A sorry end to any ship: timings, tide and wind played their part in pushing HMS Conway onto the Platters rocks in the Menai Strait on 14/4/1953.

Home movie 1953 7 mins Silent

From the collection of:

Logo for National Screen and Sound Archive of Wales

Overview

Nelson, carved in teak and weighing 3.5 tons, served as HMS Conway’s figurehead and thus presided over the ship’s wrecking in the Menai Strait 14/4/1953, a stretch of water he was known to regard as one of the most treacherous a sailor could encounter.
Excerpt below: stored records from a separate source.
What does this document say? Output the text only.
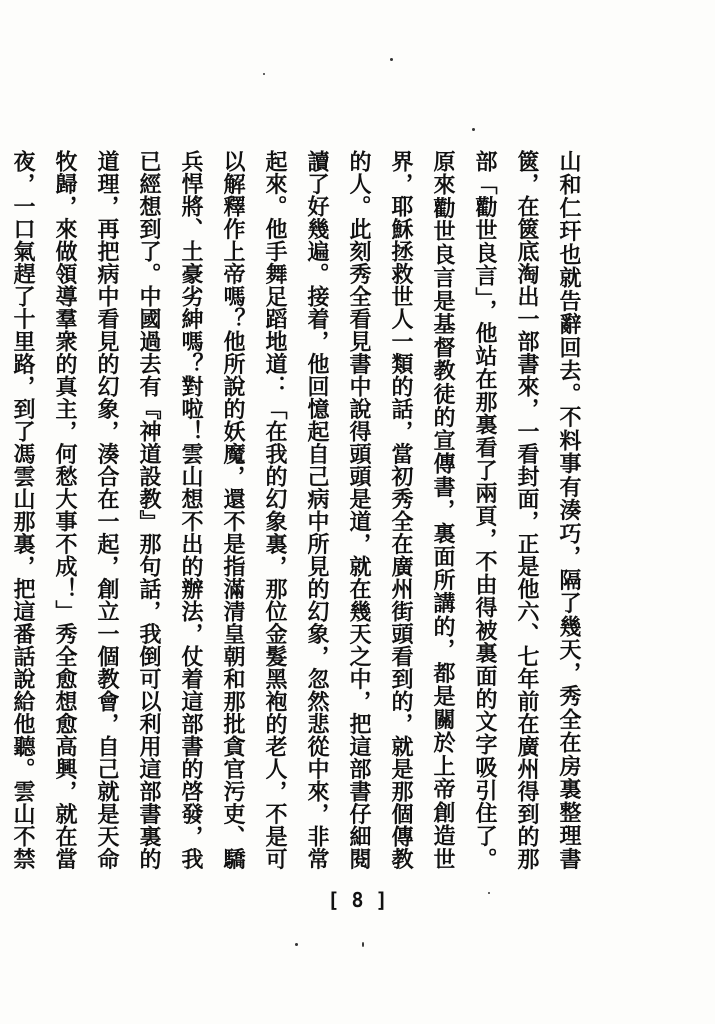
山和仁玕也就告辭回去。不料事有湊巧，隔了幾天，秀全在房裏整理書篋，在篋底淘出一部書來，一看封面，正是他六、七年前在廣州得到的那部「勸世良言」，他站在那裏看了兩頁，不由得被裏面的文字吸引住了。原來勸世良言是基督教徒的宣傳書，裏面所講的，都是關於上帝創造世界，耶穌拯救世人一類的話，當初秀全在廣州街頭看到的，就是那個傳教的人。此刻秀全看見書中說得頭頭是道，就在幾天之中，把這部書仔細閱讀了好幾遍。接着，他回憶起自己病中所見的幻象，忽然悲從中來，非常起來。他手舞足蹈地道：「在我的幻象裏，那位金髮黑袍的老人，不是可以解釋作上帝嗎？他所說的妖魔，還不是指滿清皇朝和那批貪官污吏、驕兵悍將、土豪劣紳嗎？對啦！雲山想不出的辦法，仗着這部書的啓發，我已經想到了。中國過去有『神道設教』那句話，我倒可以利用這部書裏的道理，再把病中看見的幻象，湊合在一起，創立一個教會，自己就是天命牧歸，來做領導羣衆的真主，何愁大事不成！」秀全愈想愈高興，就在當夜，一口氣趕了十里路，到了馮雲山那裏，把這番話說給他聽。雲山不禁

[ 8 ]
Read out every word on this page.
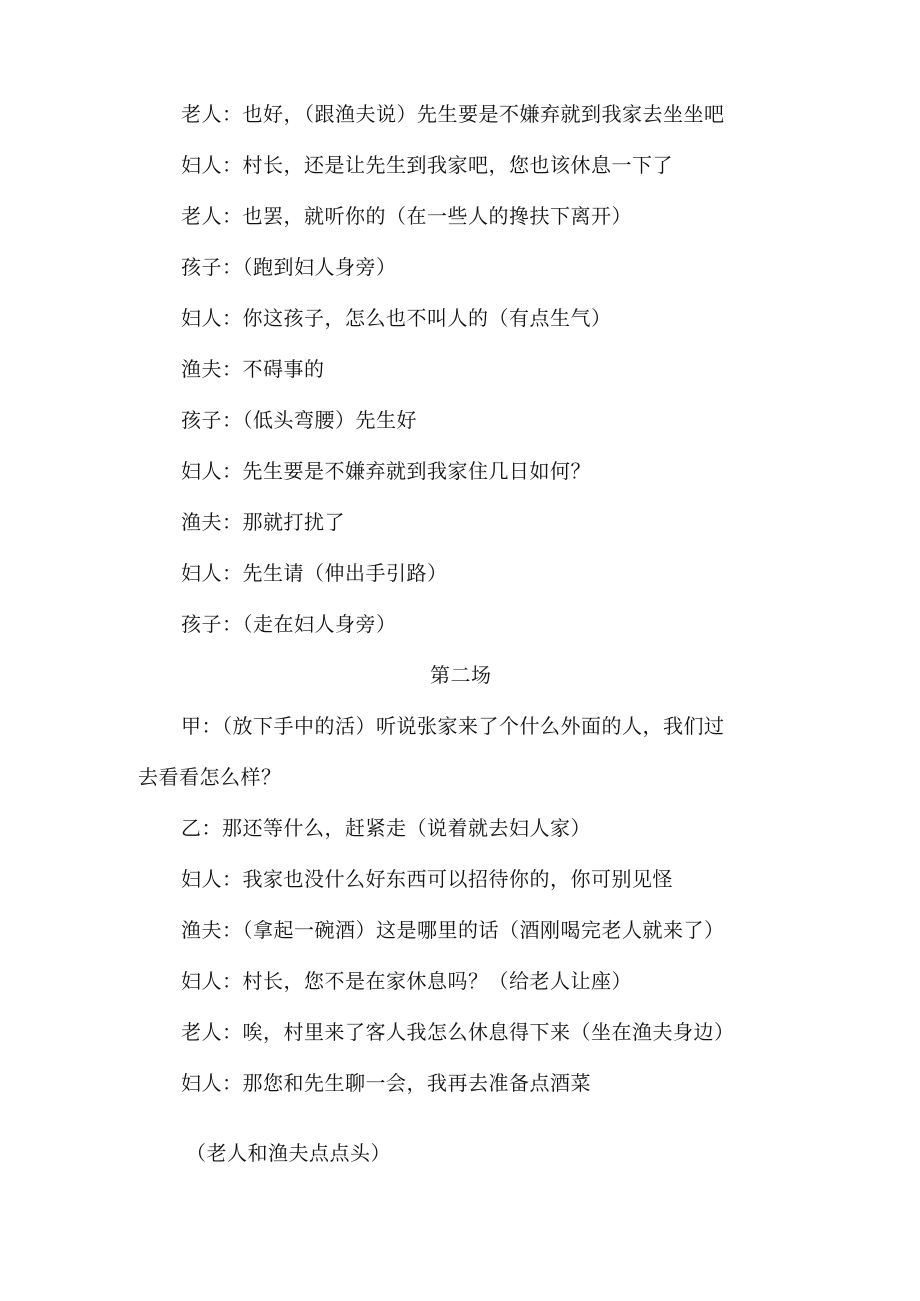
老人：也好，（跟渔夫说）先生要是不嫌弃就到我家去坐坐吧
妇人：村长，还是让先生到我家吧，您也该休息一下了
老人：也罢，就听你的（在一些人的搀扶下离开）
孩子：（跑到妇人身旁）
妇人：你这孩子，怎么也不叫人的（有点生气）
渔夫：不碍事的
孩子：（低头弯腰）先生好
妇人：先生要是不嫌弃就到我家住几日如何？
渔夫：那就打扰了
妇人：先生请（伸出手引路）
孩子：（走在妇人身旁）
第二场
甲：（放下手中的活）听说张家来了个什么外面的人，我们过
去看看怎么样？
乙：那还等什么，赶紧走（说着就去妇人家）
妇人：我家也没什么好东西可以招待你的，你可别见怪
渔夫：（拿起一碗酒）这是哪里的话（酒刚喝完老人就来了）
妇人：村长，您不是在家休息吗？（给老人让座）
老人：唉，村里来了客人我怎么休息得下来（坐在渔夫身边）
妇人：那您和先生聊一会，我再去准备点酒菜
（老人和渔夫点点头）
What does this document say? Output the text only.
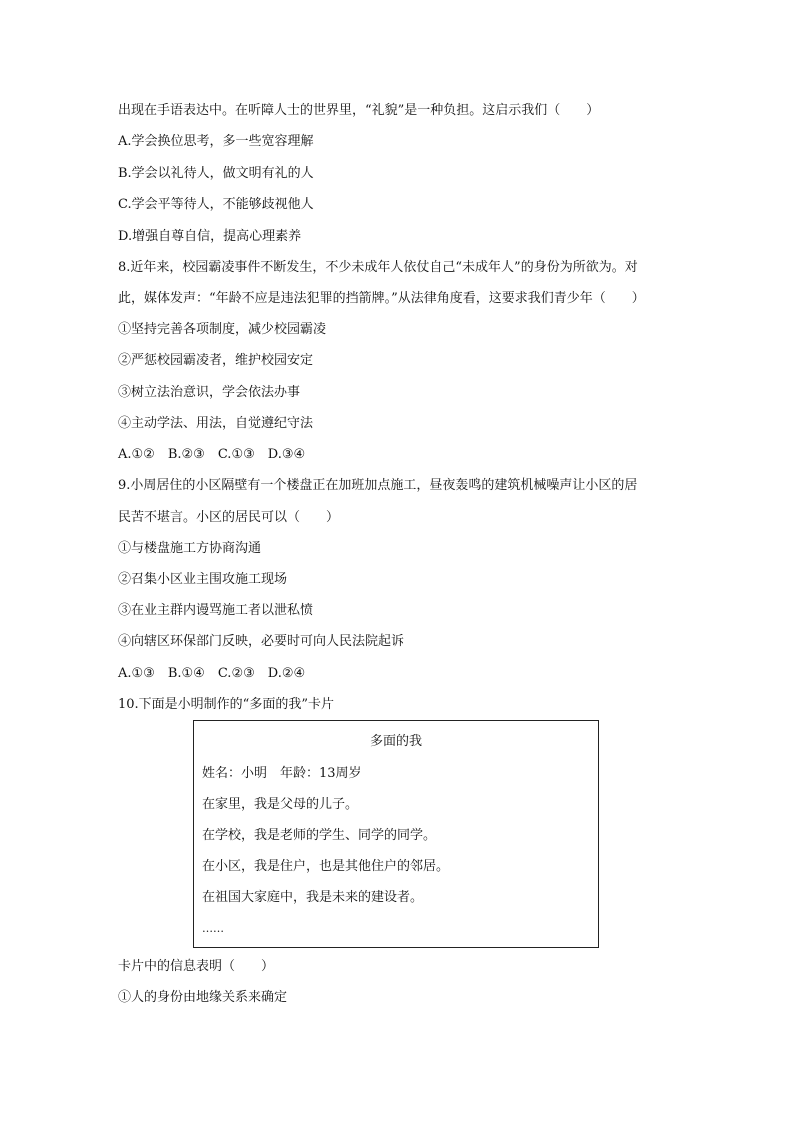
出现在手语表达中。在听障人士的世界里，“礼貌”是一种负担。这启示我们（　　）
A.学会换位思考，多一些宽容理解
B.学会以礼待人，做文明有礼的人
C.学会平等待人，不能够歧视他人
D.增强自尊自信，提高心理素养
8.近年来，校园霸凌事件不断发生，不少未成年人依仗自己“未成年人”的身份为所欲为。对
此，媒体发声：“年龄不应是违法犯罪的挡箭牌。”从法律角度看，这要求我们青少年（　　）
①坚持完善各项制度，减少校园霸凌
②严惩校园霸凌者，维护校园安定
③树立法治意识，学会依法办事
④主动学法、用法，自觉遵纪守法
A.①②　B.②③　C.①③　D.③④
9.小周居住的小区隔壁有一个楼盘正在加班加点施工，昼夜轰鸣的建筑机械噪声让小区的居
民苦不堪言。小区的居民可以（　　）
①与楼盘施工方协商沟通
②召集小区业主围攻施工现场
③在业主群内谩骂施工者以泄私愤
④向辖区环保部门反映，必要时可向人民法院起诉
A.①③　B.①④　C.②③　D.②④
10.下面是小明制作的“多面的我”卡片
多面的我
姓名：小明　年龄：13周岁
在家里，我是父母的儿子。
在学校，我是老师的学生、同学的同学。
在小区，我是住户，也是其他住户的邻居。
在祖国大家庭中，我是未来的建设者。
……
卡片中的信息表明（　　）
①人的身份由地缘关系来确定
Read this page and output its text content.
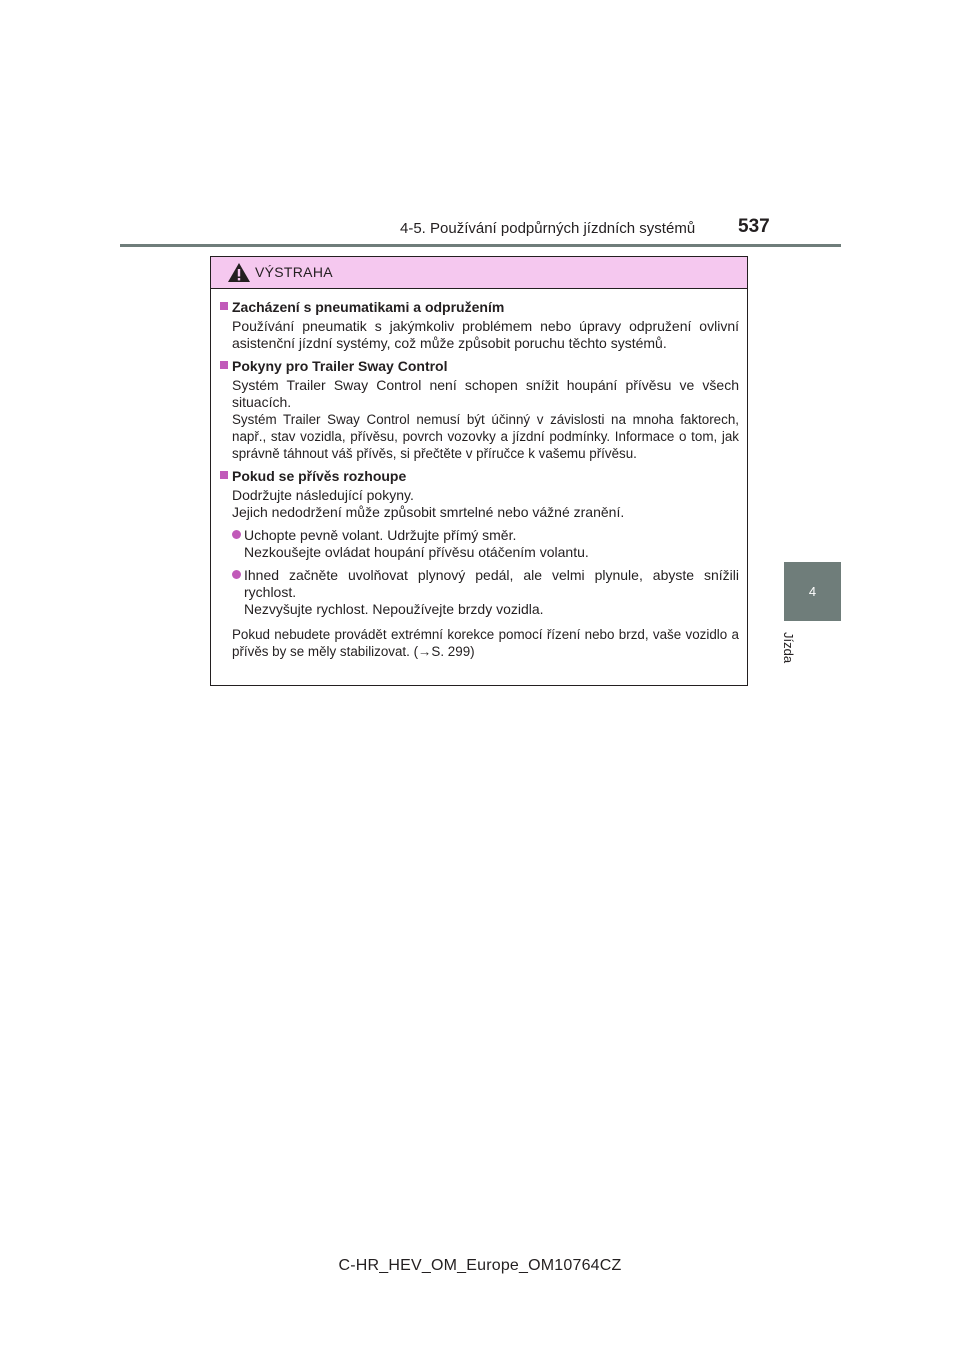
4-5. Používání podpůrných jízdních systémů 537
4
Jízda
VÝSTRAHA

Zacházení s pneumatikami a odpružením

Používání pneumatik s jakýmkoliv problémem nebo úpravy odpružení ovlivní asistenční jízdní systémy, což může způsobit poruchu těchto systémů.

Pokyny pro Trailer Sway Control

Systém Trailer Sway Control není schopen snížit houpání přívěsu ve všech situacích.

Systém Trailer Sway Control nemusí být účinný v závislosti na mnoha faktorech, např., stav vozidla, přívěsu, povrch vozovky a jízdní podmínky. Informace o tom, jak správně táhnout váš přívěs, si přečtěte v příručce k vašemu přívěsu.

Pokud se přívěs rozhoupe

Dodržujte následující pokyny.

Jejich nedodržení může způsobit smrtelné nebo vážné zranění.

Uchopte pevně volant. Udržujte přímý směr.
Nezkoušejte ovládat houpání přívěsu otáčením volantu.
Ihned začněte uvolňovat plynový pedál, ale velmi plynule, abyste snížili rychlost.
Nezvyšujte rychlost. Nepoužívejte brzdy vozidla.

Pokud nebudete provádět extrémní korekce pomocí řízení nebo brzd, vaše vozidlo a přívěs by se měly stabilizovat. (→S. 299)

C-HR_HEV_OM_Europe_OM10764CZ
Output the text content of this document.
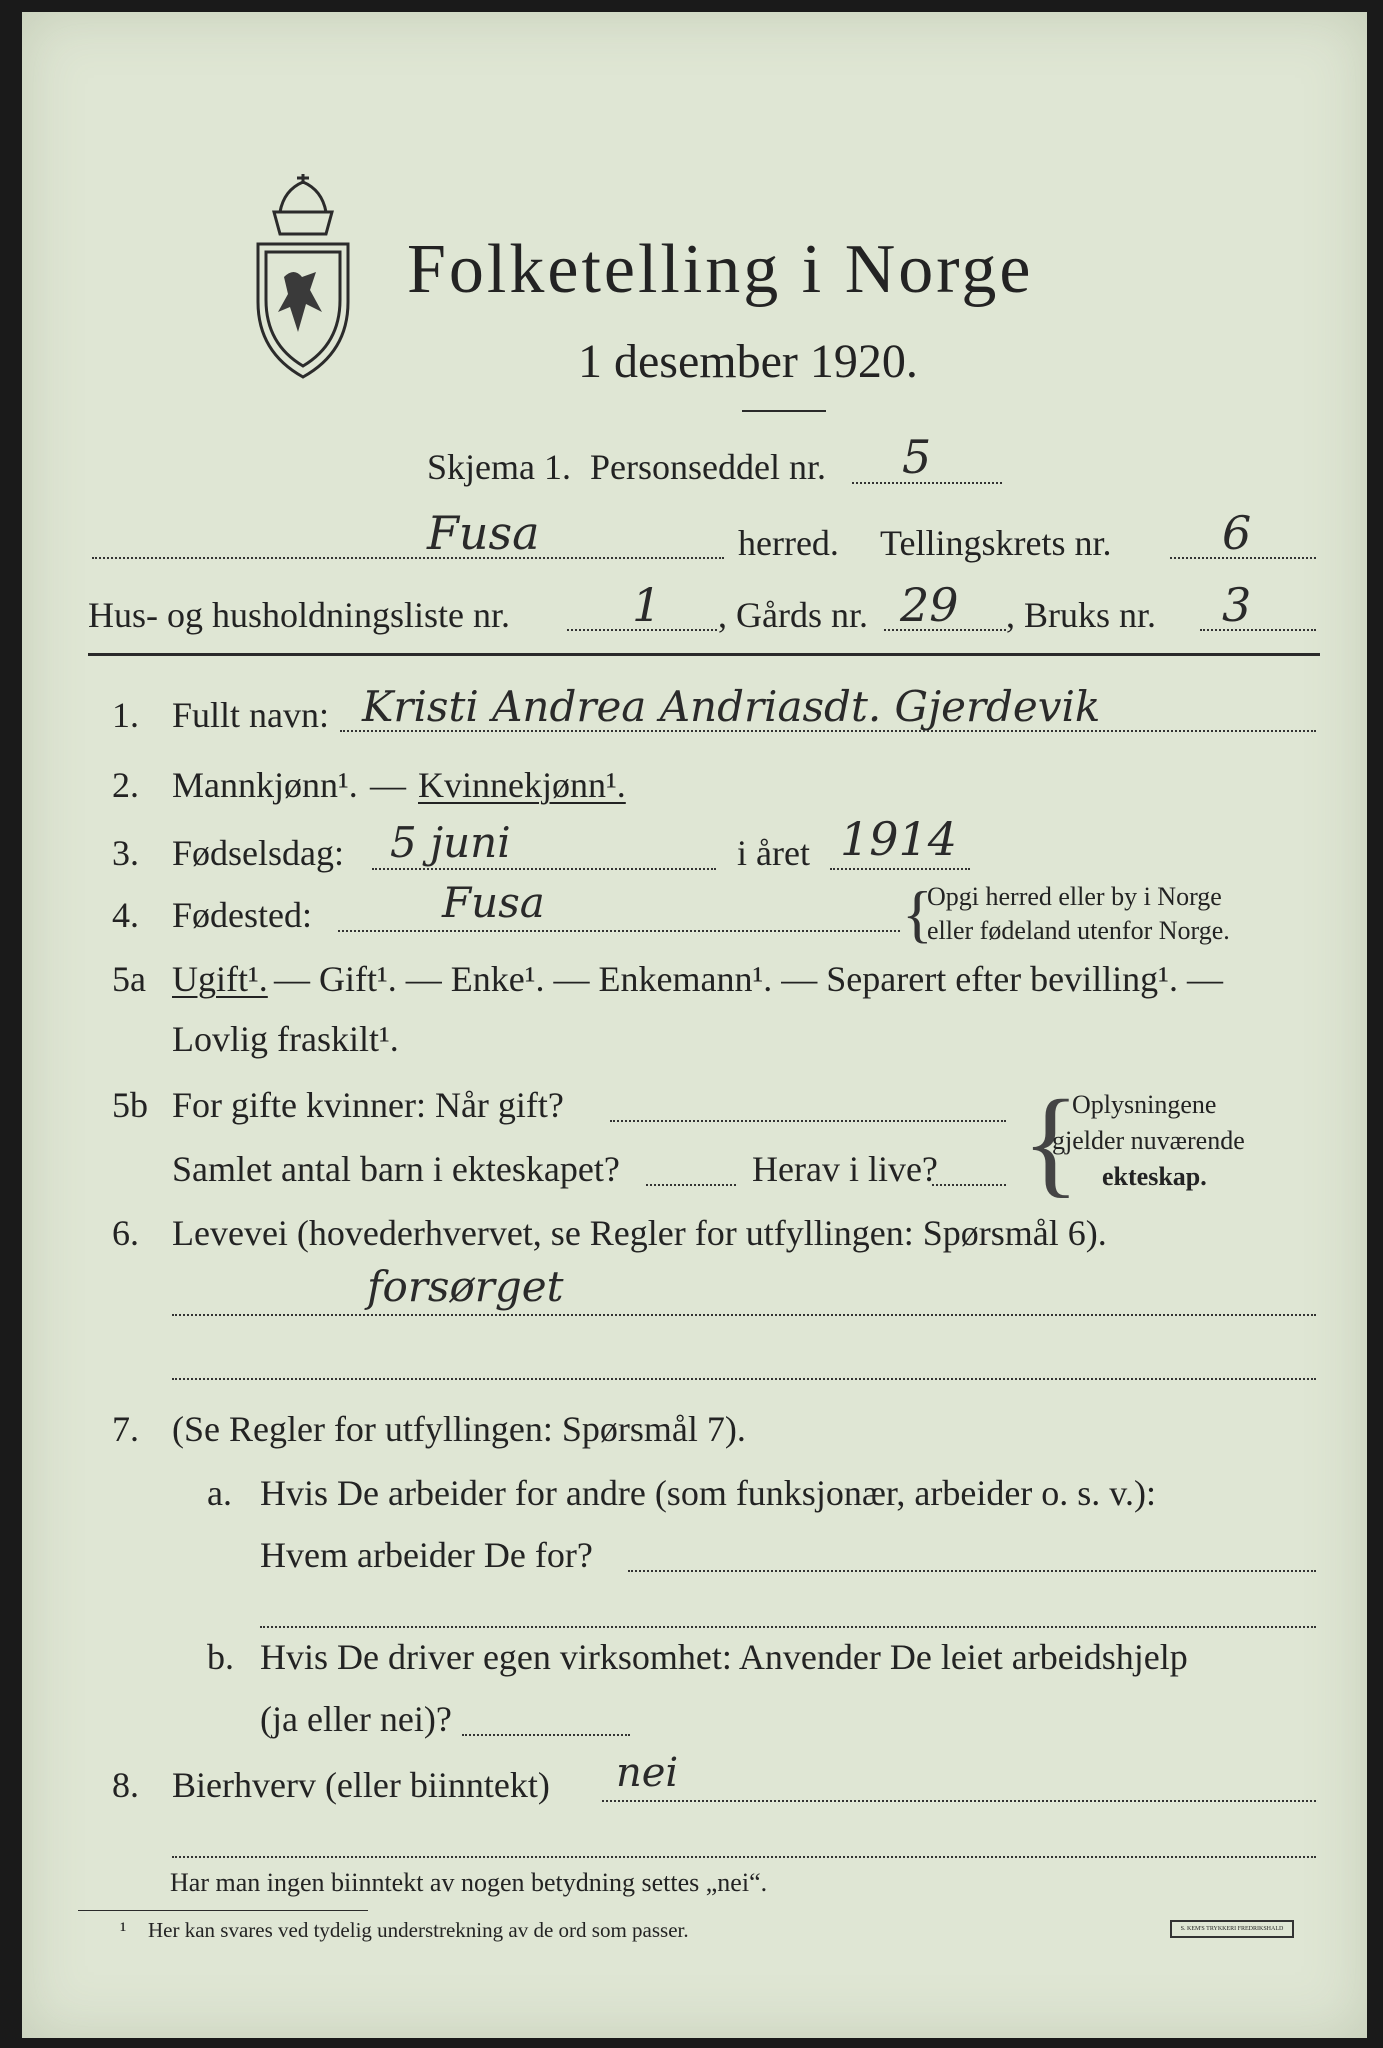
Folketelling i Norge
1 desember 1920.
Skjema 1. Personseddel nr. 5
Fusa	herred. Tellingskrets nr. 6
Hus- og husholdningsliste nr.	1 , Gårds nr. 29 , Bruks nr. 3
1. Fullt navn: Kristi Andrea Andriasdt. Gjerdevik
2. Mannkjønn¹. — Kvinnekjønn¹.
3. Fødselsdag: 5 juni	i året 1914
4. Fødested:	Fusa	{
Opgi herred eller by i Norge
eller fødeland utenfor Norge.
5a Ugift¹. — Gift¹. — Enke¹. — Enkemann¹. — Separert efter bevilling¹. —
Lovlig fraskilt¹.
5b For gifte kvinner: Når gift?
Samlet antal barn i ekteskapet?	Herav i live? {
Oplysningene
gjelder nuværende
ekteskap.
6. Levevei (hovederhvervet, se Regler for utfyllingen: Spørsmål 6).
forsørget
7. (Se Regler for utfyllingen: Spørsmål 7).
a. Hvis De arbeider for andre (som funksjonær, arbeider o. s. v.):
Hvem arbeider De for?
b. Hvis De driver egen virksomhet: Anvender De leiet arbeidshjelp
(ja eller nei)?
8. Bierhverv (eller biinntekt) nei
Har man ingen biinntekt av nogen betydning settes „nei“.
¹ Her kan svares ved tydelig understrekning av de ord som passer.	S. KEM'S TRYKKERI FREDRIKSHALD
Artist Charles F Tunnicliffe records the ship grounded on the Platters, never to reach Birkenhead for its refit, and returns with his camera in 1956 when the vessel was being broken up and a heat torch spark had set it alight.

It was evident from a young age that Tunnicliffe (1901-79) had a gift for drawing, his particular interest being birds and other wildlife. From a farm in Cheshire he won scholarships to Macclesfield School of Art and the Royal College of Art, London. He worked as an etcher and engraver, a teacher and an illustrator for Ladybird books, Brooke Bond tea cards and for books by e.g. Alison Uttley and Henry Williamson. He married Winifred Wonnacott (1902-69), a fellow RCA scholarship student from Holywood, Belfast, and they moved to ‘Shorelands’, a bungalow/bird hide by the Cefni estuary, Malltraeth, in 1947. Their friends included T G ‘Wack’ Walker, Norman ‘Nomad’ Ellison, Ted Breeze Jones and Kyffin Williams.